As a writer, there’s nothing worse than having a deadline while staring blankly at a page trying not to panic as the ever-dreaded “writer’s block” sets in and threatens to ruin you. It doesn’t just happen to writers either. Every profession has its own special version of “stuck.” With all the complexities that come with innovation management, there are so many moving parts it’s easy to get overwhelmed, especially if you don’t have a sound plan on how to be successful. 

We’ll help guide you through how to get the words on the page and get you “UNstuck” before the glue dries and you’re solidified in the spot you’re currently at. 

Managing enterprise innovation is a uniquely challenging task: you’re walking a tightrope between sustaining forward momentum and adhering to stringent project deadlines, while maintaining a flexible pipeline that can rapidly adapt to shifting priorities. The desire to embrace bold risks and explore unconventional ideas constantly needs to be counterbalanced by the responsibility to manage budgets and hit revenue targets.

This tension creates a demanding environment for innovation managers. They’re under pressure to deliver tangible results and meet stakeholder expectations. But the very nature of innovation processes can often feel unpredictable and vague. The enterprise's financial stability hinges on anticipated product launch timelines, which can be disrupted by the uncertainty and potential setbacks characteristic of innovation.

Innovation often involves navigating uncharted territory, where the path forward isn’t entirely clear. This ambiguity can be unsettling for many organizations. The need to reconcile the unpredictable nature of innovation with the structured demands of the enterprise can create a sense of dissonance and tension for innovation management.

Growth innovation brings all of these areas into alignment. Your innovation pipeline can be pliable and predictable. You can boost revenue now while taking strategic, innovative swings. You can know where every active project is and when they will cross the finish line.
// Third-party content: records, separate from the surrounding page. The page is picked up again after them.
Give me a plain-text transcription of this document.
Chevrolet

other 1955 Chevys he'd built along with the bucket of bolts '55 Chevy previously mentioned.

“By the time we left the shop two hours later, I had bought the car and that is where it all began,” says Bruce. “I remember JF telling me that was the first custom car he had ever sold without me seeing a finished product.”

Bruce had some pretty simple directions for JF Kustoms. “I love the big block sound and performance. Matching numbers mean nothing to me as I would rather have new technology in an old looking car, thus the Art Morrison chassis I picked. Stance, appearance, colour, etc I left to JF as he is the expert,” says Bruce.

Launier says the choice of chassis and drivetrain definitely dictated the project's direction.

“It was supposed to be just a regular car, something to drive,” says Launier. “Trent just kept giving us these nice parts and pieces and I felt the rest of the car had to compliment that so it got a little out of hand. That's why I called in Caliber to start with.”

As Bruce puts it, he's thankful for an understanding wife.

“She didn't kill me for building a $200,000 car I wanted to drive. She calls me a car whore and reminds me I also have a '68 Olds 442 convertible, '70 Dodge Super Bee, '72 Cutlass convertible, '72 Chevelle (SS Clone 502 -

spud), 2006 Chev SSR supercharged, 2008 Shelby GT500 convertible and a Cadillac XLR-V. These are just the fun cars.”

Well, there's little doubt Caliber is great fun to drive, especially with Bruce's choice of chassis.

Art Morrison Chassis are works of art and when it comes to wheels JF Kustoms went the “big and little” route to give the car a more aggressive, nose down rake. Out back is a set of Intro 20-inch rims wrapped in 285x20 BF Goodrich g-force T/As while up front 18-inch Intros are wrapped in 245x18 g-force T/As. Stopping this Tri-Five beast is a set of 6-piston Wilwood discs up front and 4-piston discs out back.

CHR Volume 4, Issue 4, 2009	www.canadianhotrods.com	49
Growth innovation is the key to unlocking innovation’s black box problem

What is growth innovation?

Growth innovation is a management philosophy that prioritizes growth as innovation’s most critical outcome. However, it’s more than just a growth plan meant to increase revenue. A growth innovation strategy also helps you set innovation priorities and initiatives, allocate resources, and establish reporting protocols, giving stakeholders the information they need to keep the pipeline running smoothly. 

Your growth innovation strategy will connect the dots between your innovation portfolio and the enterprise’s growth objectives, ensuring that your efforts always align with those goals. This is centered around three basic principles: 

  1. Growth
    By establishing a direct correlation between innovation initiatives and organizational revenue goals, projects aren’t disconnected from corporate objectives. Every innovation initiative is centered around hitting targets and contributing to organizational growth.
  2. Visibility
    There are stakeholders within and outside the innovation bubble, and their decisions are driven by various data points (resource allocation, project management data, timelines, process interdependencies, performance metrics, etc.). When everyone has access to the data they need, they’re equipped to address potential problems before things get off track—or grind to a halt entirely.
  3. Orchestration
    Traditional innovation management can obscure the interdependencies of your numerous initiatives and the ripple effects of various decisions and actions throughout the innovation process. Growth innovation ensures that each project is aligned with the entire portfolio and scales up to meet organizational growth and revenue objectives. 

 

A functional growth innovation strategy relies on six key disciplines to put these principles into play, and the PROPER disciplines are:

 

 
Why do I need a growth innovation strategy?

Anyone managing innovation has already developed a process that works for them in some capacity. As you read through this, you’ll likely think, “I understand these principles, and I do a lot of this intuitively.” That’s probably true, but think of this moment as an opportunity to be a self-disrupter and not constrain yourself by what you already know.

Even if you have these steps perfectly crystallized in your head, documenting them can make a critical difference to your organization. Writing it down helps you formulate a system that allows for consistency—it gives you a process you can fine-tune. It also enables you to communicate it to the people who need to be aligned with your strategy. It goes from being a nebulous concept to a simple guideline. 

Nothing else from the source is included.